Un líder autoritario hace purgas periódicas. Está en el manual. Las filas se mantienen prietas cuando está presente la posibilidad inopinada de la eliminación, de la puesta de patitas en la calle por designación del amo. Los motivos para esa liquidación se conocen después, nunca antes, porque así el temor es mayor. Esto requiere que el líder cree zonas de incertidumbre y arbitrariedad donde ejercer su despotismo. Sí, es el modelo de Sánchez.
Digo esto porque rebuscando entre los tipos de liderazgo democrático que se manejan en las ciencias sociales no he encontrado ninguno apropiado para Sánchez. No obstante, encaja bien con los modos autoritarios hispánicos, sin ir más lejos con los de Franco respecto al control del partido único, el Movimiento Nacional. Una comparativa, que no equiparación, es útil para entender la purga anunciada en el Congreso del PSOE.

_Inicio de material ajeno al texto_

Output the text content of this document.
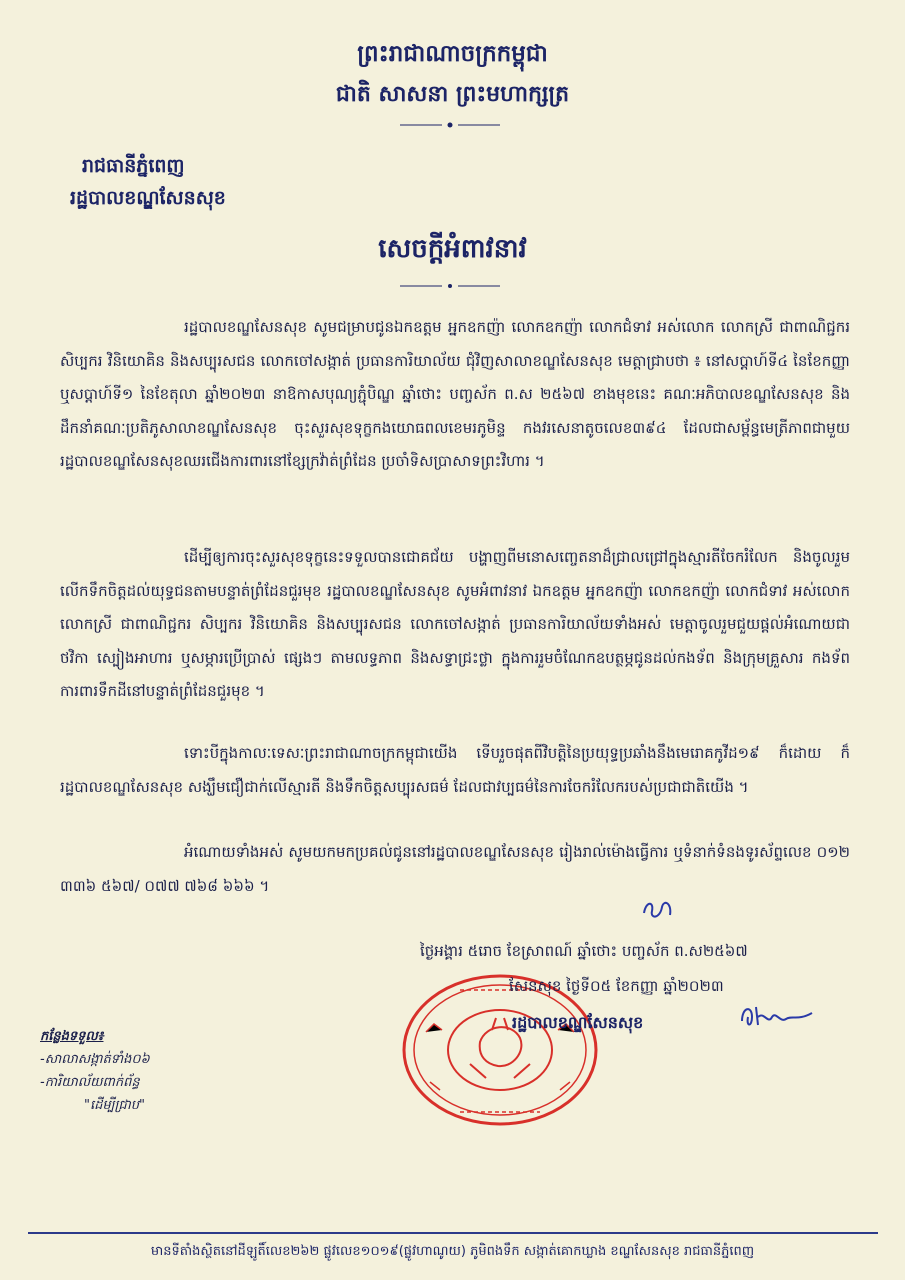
ព្រះរាជាណាចក្រកម្ពុជា
ជាតិ សាសនា ព្រះមហាក្សត្រ
រាជធានីភ្នំពេញ
រដ្ឋបាលខណ្ឌសែនសុខ
សេចក្តីអំពាវនាវ
រដ្ឋបាលខណ្ឌសែនសុខ សូមជម្រាបជូនឯកឧត្តម អ្នកឧកញ៉ា លោកឧកញ៉ា លោកជំទាវ អស់លោក លោកស្រី ជាពាណិជ្ជករ សិប្បករ វិនិយោគិន និងសប្បុរសជន លោកចៅសង្កាត់ ប្រធានការិយាល័យ ជុំវិញសាលាខណ្ឌសែនសុខ មេត្តាជ្រាបថា ៖ នៅសប្តាហ៍ទី៤ នៃខែកញ្ញា ឬសប្តាហ៍ទី១ នៃខែតុលា ឆ្នាំ២០២៣ នាឱកាសបុណ្យភ្ជុំបិណ្ឌ ឆ្នាំថោះ បញ្ចស័ក ព.ស ២៥៦៧ ខាងមុខនេះ គណៈអភិបាលខណ្ឌសែនសុខ និងដឹកនាំគណៈប្រតិភូសាលាខណ្ឌសែនសុខ ចុះសួរសុខទុក្ខកងយោធពលខេមរភូមិន្ទ កងវរសេនាតូចលេខ៣៩៤ ដែលជាសម្ព័ន្ធមេត្រីភាពជាមួយរដ្ឋបាលខណ្ឌសែនសុខឈរជើងការពារនៅខ្សែក្រវ៉ាត់ព្រំដែន ប្រចាំទិសប្រាសាទព្រះវិហារ ។
ដើម្បីឲ្យការចុះសួរសុខទុក្ខនេះទទួលបានជោគជ័យ បង្ហាញពីមនោសញ្ចេតនាដ៏ជ្រាលជ្រៅក្នុងស្មារតីចែករំលែក និងចូលរួមលើកទឹកចិត្តដល់យុទ្ធជនតាមបន្ទាត់ព្រំដែនជួរមុខ រដ្ឋបាលខណ្ឌសែនសុខ សូមអំពាវនាវ ឯកឧត្តម អ្នកឧកញ៉ា លោកឧកញ៉ា លោកជំទាវ អស់លោក លោកស្រី ជាពាណិជ្ជករ សិប្បករ វិនិយោគិន និងសប្បុរសជន លោកចៅសង្កាត់ ប្រធានការិយាល័យទាំងអស់ មេត្តាចូលរួមជួយផ្តល់អំណោយជាថវិកា ស្បៀងអាហារ ឬសម្ភារប្រើប្រាស់ ផ្សេងៗ តាមលទ្ធភាព និងសទ្ធាជ្រះថ្លា ក្នុងការរួមចំណែកឧបត្ថម្ភជូនដល់កងទ័ព និងក្រុមគ្រួសារ កងទ័ពការពារទឹកដីនៅបន្ទាត់ព្រំដែនជួរមុខ ។
ទោះបីក្នុងកាលៈទេសៈព្រះរាជាណាចក្រកម្ពុជាយើង ទើបរួចផុតពីវិបត្តិនៃប្រយុទ្ធប្រឆាំងនឹងមេរោគកូវីដ១៩ ក៏ដោយ ក៏រដ្ឋបាលខណ្ឌសែនសុខ សង្ឃឹមជឿជាក់លើស្មារតី និងទឹកចិត្តសប្បុរសធម៌ ដែលជាវប្បធម៌នៃការចែករំលែករបស់ប្រជាជាតិយើង ។
អំណោយទាំងអស់ សូមយកមកប្រគល់ជូននៅរដ្ឋបាលខណ្ឌសែនសុខ រៀងរាល់ម៉ោងធ្វើការ ឬទំនាក់ទំនងទូរស័ព្ទលេខ ០១២ ៣៣៦ ៥៦៧/ ០៧៧ ៧៦៨ ៦៦៦ ។
ថ្ងៃអង្គារ ៥រោច ខែស្រាពណ៍ ឆ្នាំថោះ បញ្ចស័ក ព.ស២៥៦៧
សែនសុខ ថ្ងៃទី០៥ ខែកញ្ញា ឆ្នាំ២០២៣
រដ្ឋបាលខណ្ឌសែនសុខ
កន្លែងទទួល៖
-សាលាសង្កាត់ទាំង០៦
-ការិយាល័យពាក់ព័ន្ធ
"ដើម្បីជ្រាប"
មានទីតាំងស្ថិតនៅដីឡូតិ៍លេខ២៦២ ផ្លូវលេខ១០១៩(ផ្លូវហាណូយ) ភូមិពងទឹក សង្កាត់គោកឃ្លាង ខណ្ឌសែនសុខ រាជធានីភ្នំពេញ
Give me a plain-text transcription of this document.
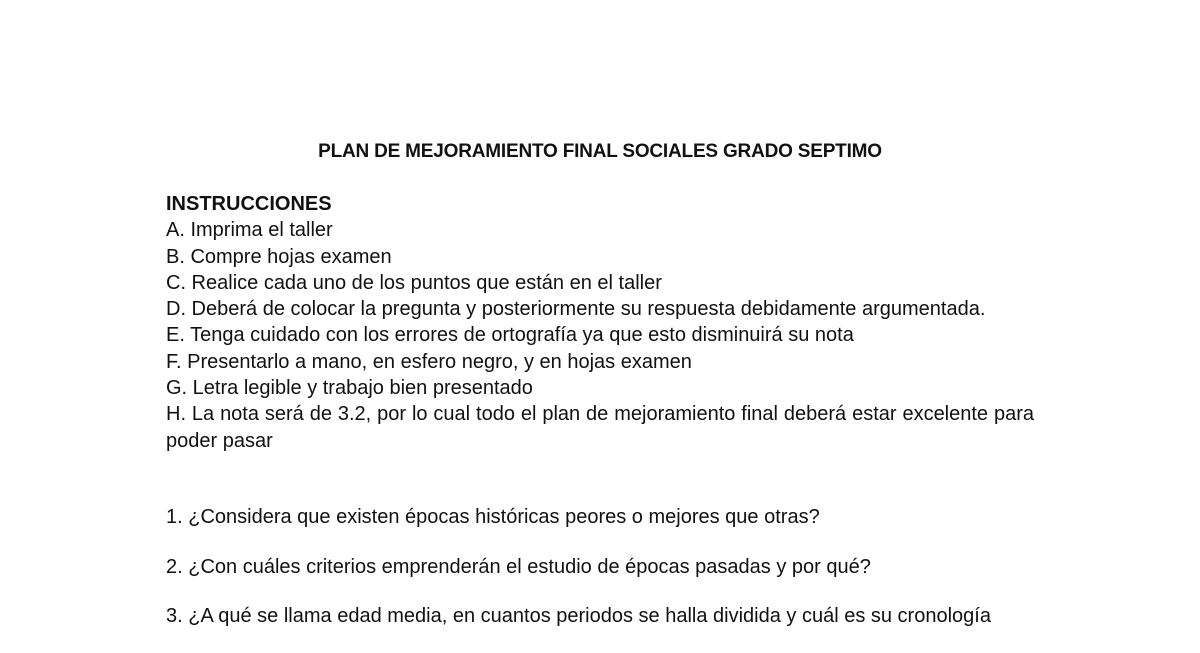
PLAN DE MEJORAMIENTO FINAL SOCIALES GRADO SEPTIMO

INSTRUCCIONES

A. Imprima el taller
B. Compre hojas examen
C. Realice cada uno de los puntos que están en el taller
D. Deberá de colocar la pregunta y posteriormente su respuesta debidamente argumentada.
E. Tenga cuidado con los errores de ortografía ya que esto disminuirá su nota
F. Presentarlo a mano, en esfero negro, y en hojas examen
G. Letra legible y trabajo bien presentado
H. La nota será de 3.2, por lo cual todo el plan de mejoramiento final deberá estar excelente para poder pasar
1. ¿Considera que existen épocas históricas peores o mejores que otras?
2. ¿Con cuáles criterios emprenderán el estudio de épocas pasadas y por qué?
3. ¿A qué se llama edad media, en cuantos periodos se halla dividida y cuál es su cronología
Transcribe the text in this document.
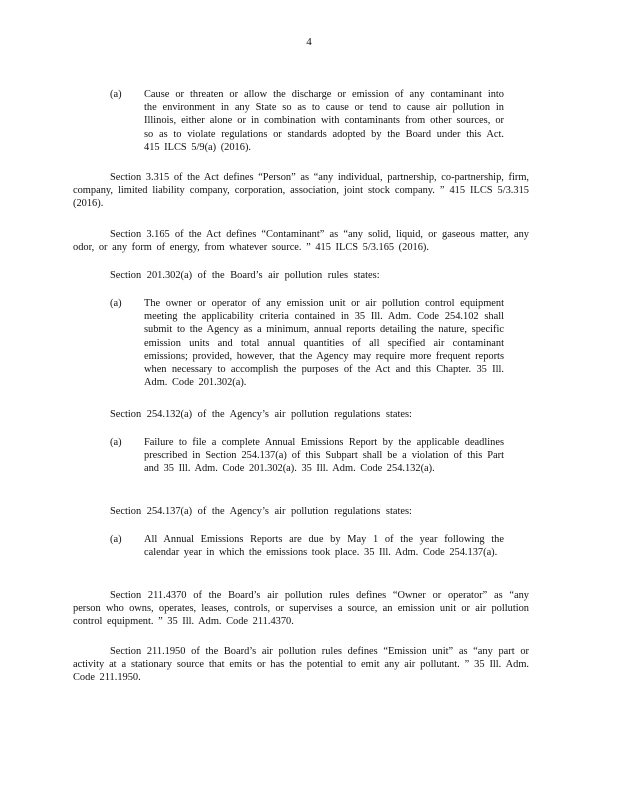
4
(a)	Cause or threaten or allow the discharge or emission of any contaminant into the environment in any State so as to cause or tend to cause air pollution in Illinois, either alone or in combination with contaminants from other sources, or so as to violate regulations or standards adopted by the Board under this Act. 415 ILCS 5/9(a) (2016).
Section 3.315 of the Act defines “Person” as “any individual, partnership, co-partnership, firm, company, limited liability company, corporation, association, joint stock company. ” 415 ILCS 5/3.315 (2016).
Section 3.165 of the Act defines “Contaminant” as “any solid, liquid, or gaseous matter, any odor, or any form of energy, from whatever source. ” 415 ILCS 5/3.165 (2016).
Section 201.302(a) of the Board’s air pollution rules states:
(a)	The owner or operator of any emission unit or air pollution control equipment meeting the applicability criteria contained in 35 Ill. Adm. Code 254.102 shall submit to the Agency as a minimum, annual reports detailing the nature, specific emission units and total annual quantities of all specified air contaminant emissions; provided, however, that the Agency may require more frequent reports when necessary to accomplish the purposes of the Act and this Chapter. 35 Ill. Adm. Code 201.302(a).
Section 254.132(a) of the Agency’s air pollution regulations states:
(a)	Failure to file a complete Annual Emissions Report by the applicable deadlines prescribed in Section 254.137(a) of this Subpart shall be a violation of this Part and 35 Ill. Adm. Code 201.302(a). 35 Ill. Adm. Code 254.132(a).
Section 254.137(a) of the Agency’s air pollution regulations states:
(a)	All Annual Emissions Reports are due by May 1 of the year following the calendar year in which the emissions took place. 35 Ill. Adm. Code 254.137(a).
Section 211.4370 of the Board’s air pollution rules defines “Owner or operator” as “any person who owns, operates, leases, controls, or supervises a source, an emission unit or air pollution control equipment. ” 35 Ill. Adm. Code 211.4370.
Section 211.1950 of the Board’s air pollution rules defines “Emission unit” as “any part or activity at a stationary source that emits or has the potential to emit any air pollutant. ” 35 Ill. Adm. Code 211.1950.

El primer mandamiento del líder autoritario, a diferencia del democrático, es durar en el poder. Un dirigente demócrata dimite por responsabilidad o cuando se equivoca gravemente. Un autoritario, no. Busca el acomodo, cambia de opinión, purga a los suyos, y lo hace al precio que sea, menos la propia cabeza. Lo escribió Salvador de Madariaga respecto a Franco: «No hay acto suyo que no tenga otra misión que durar», y lo mismo se puede decir de Sánchez.
La duración en el poder requiere hacer política a corto plazo. Es una práctica del líder autoritario. Le permite una mayor maniobra de adaptación a los imprevistos y a las demandas del entorno. Eso es hacer tácticas, no estrategia, mirar la resolución del problema presente, no hacer la cuenta de la lechera. García Escudero, reformista durante el franquismo y luego consejero togado del Consejo Supremo de Justicia Militar, escribió que Franco era el «único táctico en un país de estrategas». José María de Areilza, monárquico, lo dijo más claro: «Hará siempre política de radio corto en torno a su subsistencia en el cargo». Sánchez funciona igual, usa el plazo breve para «cambiar de opinión», de principios o de aliado con facilidad, y se adelanta a la estrategia lenta y manifiesta del resto. Por eso vence (casi) siempre.
Esos cambios arbitrarios necesitan de ministros cuya mayor virtud sea la lealtad ciega, devota, sumisa, capaz de inmolarse por el líder. Franco se rodeó de personas así. Incluso Carrero Blanco fue la voz de su amo, o López Rodó o Fernández de la Mora, cerebros tecnócratas del «Estado en obras», resultaron hombres útiles a las que liquidó cuando creyó oportuno para mantenerse en el poder. El teniente general Franco-Salgado, primo y confidente del dictador, escribió en sus memorias: «S.E. no desea tener ministros con personalidad propia». Así son los ministros de Sánchez, desde Margarita Robles a Marlaska, que son una sombra de lo que fueron, o aquellos a los que coloca a discreción en otras instituciones para que sigan sus instrucciones, como Dolores Delgado, Campo y Escrivá.
El líder autoritario, además, no se distingue por atacar, sino por actuar a la defensiva corrigiendo, purgando, para ver quién es desleal o flojo. Es como cuando Sánchez escribió la carta a la ciudadanía y esperó cinco días. La idea era ver cómo reaccionaban los cargos socialistas a su posible marcha, tomar nota y liquidar luego. Girón de Velasco, falangista de camisa vieja, escribió que Franco tenía «paso de buey» y «diente de lobo»; es decir, parecía ir lento pero después actuaba sin piedad contra el desleal. Mariano Navarro Rubio, que fue su ministro de Hacienda, dijo de Franco algo que casa perfectamente con Sánchez: «Más que en el ataque, donde se le veía seguro de sí mismo es cuando tenía que capear temporales».
Ahora Sánchez tiene un «temporal» muy complicado, el trágala del cupo catalán, que piensa «capear» en el Congreso del PSOE convocado por sorpresa para una limpieza de sangre sanchista. El resultado es previsible: el líder autoritario hará la purga para durar en el poder, y pondrá políticos sin personalidad propia.